The Drums en Razzmatazz, Barcelona

A poco menos de media hora de empezar el plato principal de la noche, la sala 1 del Razzmatazz presentaba un aspecto propio de un evento importante, de esos que crean grandes expectativas, y que, también sea dicho, no siempre se cumplen.

Unos pocos afortunados (no tan pocos hacia el final) pudimos disfrutar de una banda que empieza a despuntar, Cloud Control, con un estilo que en ocasiones recuerda más a Fleet Foxes (canciones como la preciosa Gold canary) que a los mismos The Drums. Tuvieron momentos destacables, llegando a parecer que llevaban mucho tiempo haciendo conciertos ante tanta gente, y acabando agradeciendo a la banda a la que teloneaban, como dicta el protocolo.

Al cabo de aproximadamente media hora hacían su aparición en el escenario los de Nueva York, rodeados de esa aureola de misterio creada a base de luces, y sobretodo de sombras, que les acompañaría durante todo el concierto. Empezaron fuerte, con una de las canciones del nuevo disco que más recuerdan a las del debut, que más invitan a mover los pies, What you where. Le siguieron Best friend y Me and the moon, hits del primer disco que hicieron que la sala empezara a tararear estribillos y a bailar. Como lo hizo Pierce, con su ya clásico contoneo de caderas y sus poses de diva, en ocasiones un tanto exageradas. El resto de la banda se limitaba a interpretar un papel secundario, cediendo totalmente el protagonismo a Jonathan.

Luego llegó If he likes it let him do it, una de las mejores canciones de su segundo álbum, acompañada de una iluminación perfecta que remarcaba la silueta de Pierce a contraluz, como una sombra bailando y moviéndose por el escenario, creando un efecto fantasmagórico en perfecta armonía con la canción. Book of stories y el single Money acababan de redondear un inicio increíble, aunque se preveía que difícilmente aguantarían aquella intensidad. Y así fue. I need fun in my life y la repetitiva I need a doctor (parecía que incluso la alargaban demasiado) comenzaron a marcar la decaída. Book of revelation fue la antesala a Forever and ever amen, puede que el tema que más entusiasmó al público, que parecía contentarse con cualquier canción con un pegadizo estribillo, no siempre sinónimo de calidad musical, y sólo quería, en su mayoría, bailar y seguir con el fiesta.
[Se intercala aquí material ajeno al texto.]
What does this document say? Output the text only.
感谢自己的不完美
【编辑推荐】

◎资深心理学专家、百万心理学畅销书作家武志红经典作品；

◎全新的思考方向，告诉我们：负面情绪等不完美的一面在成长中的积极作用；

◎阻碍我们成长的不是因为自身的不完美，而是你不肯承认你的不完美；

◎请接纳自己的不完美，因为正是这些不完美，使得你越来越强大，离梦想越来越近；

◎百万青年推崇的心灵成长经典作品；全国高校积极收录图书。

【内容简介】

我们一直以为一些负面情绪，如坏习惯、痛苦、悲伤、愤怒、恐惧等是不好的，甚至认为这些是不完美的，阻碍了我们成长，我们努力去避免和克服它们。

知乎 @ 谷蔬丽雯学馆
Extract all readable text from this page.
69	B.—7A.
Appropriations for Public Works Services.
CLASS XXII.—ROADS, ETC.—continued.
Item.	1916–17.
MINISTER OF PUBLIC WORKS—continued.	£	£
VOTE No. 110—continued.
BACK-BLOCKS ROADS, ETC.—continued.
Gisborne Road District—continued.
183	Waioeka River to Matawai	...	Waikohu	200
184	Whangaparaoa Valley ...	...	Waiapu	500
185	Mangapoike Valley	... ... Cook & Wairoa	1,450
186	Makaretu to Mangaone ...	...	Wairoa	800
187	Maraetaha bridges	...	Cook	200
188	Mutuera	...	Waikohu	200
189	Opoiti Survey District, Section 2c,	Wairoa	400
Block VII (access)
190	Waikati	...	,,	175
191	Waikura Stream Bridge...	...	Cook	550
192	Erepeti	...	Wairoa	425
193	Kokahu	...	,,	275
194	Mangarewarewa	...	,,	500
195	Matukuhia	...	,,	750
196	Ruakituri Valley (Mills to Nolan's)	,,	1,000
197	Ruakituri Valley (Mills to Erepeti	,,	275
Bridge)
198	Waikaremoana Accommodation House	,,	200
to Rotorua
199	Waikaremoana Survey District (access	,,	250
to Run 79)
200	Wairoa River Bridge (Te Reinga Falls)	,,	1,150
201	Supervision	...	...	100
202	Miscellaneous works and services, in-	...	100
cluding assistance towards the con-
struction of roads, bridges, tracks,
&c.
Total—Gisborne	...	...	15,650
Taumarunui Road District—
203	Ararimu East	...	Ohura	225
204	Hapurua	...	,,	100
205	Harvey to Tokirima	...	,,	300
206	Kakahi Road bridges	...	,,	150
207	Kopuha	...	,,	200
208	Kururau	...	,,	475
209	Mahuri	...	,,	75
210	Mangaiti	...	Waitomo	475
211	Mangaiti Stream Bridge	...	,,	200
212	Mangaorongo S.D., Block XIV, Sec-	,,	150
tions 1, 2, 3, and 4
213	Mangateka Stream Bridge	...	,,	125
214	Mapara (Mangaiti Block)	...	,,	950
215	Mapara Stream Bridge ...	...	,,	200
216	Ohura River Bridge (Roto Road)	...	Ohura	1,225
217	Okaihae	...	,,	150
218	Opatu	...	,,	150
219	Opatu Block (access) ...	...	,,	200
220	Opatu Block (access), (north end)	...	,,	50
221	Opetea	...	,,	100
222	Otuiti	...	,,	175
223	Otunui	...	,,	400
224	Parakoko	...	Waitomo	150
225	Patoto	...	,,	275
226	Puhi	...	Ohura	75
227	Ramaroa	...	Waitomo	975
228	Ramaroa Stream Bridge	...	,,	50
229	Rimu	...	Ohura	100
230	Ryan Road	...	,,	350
Days hizo retumbar toda la sala con un bajo superlativo y I felt stupid, canción de los inicios de la banda y que seguramente poca gente conocía, conseguía que la sala saltara con su pegadizo “Ha, ha, ha…”. Sonó How it ended, tema que cierra Portamento, y Down by the water, que hizo que muchos empezáramos a mirar al reloj mientras otros tararearan la melancólica melodía.

Y llegó el bis, en el que los que no se habían tomado la molestia de leer críticas o mirar setlists anteriores pensaban que iban a destrozar las zapatillas saltando y cantar al unísono el (no nos engañemos) hit más conocido del grupo. Alguien con una mente retorcida podría llegar a pensar que muchos de los asistentes sólo conocían y habían venido a oír esa canción. Y esto fue lo que pasó. Sin el batería en el escenario y una invitación a seguir el ritmo con las palmas sonó Baby, that’s not the point, y, ya con el quinteto al completo, fue el momento para It will all end in tears y The future, cuyo final había sido adaptado para acabar con un final épico, como lo harían The Killers pero sin fuegos artificiales. Cuando nos dirigíamos a la salida la mayoría de la gente aún silbaba y atónita no se podía creer que The Drums no tocaran El tema. Pero así fue y así lo avisaron ellos en alguna entrevista anteriormente.

En definitiva, un gran concierto en cuanto a la calidad de la música, con una excelente selección de temas (muy a pesar de la mayoría de asistentes) aunque una distribución de éstos que en mi opinión dejaba bastante que desear. Habrá que ver si en el futuro siguen la línea del último disco, con canciones más cuidadas y menos comerciales, o vuelven a canciones como “Let’s go surfing”, cosa que, por el momento, parece difícil.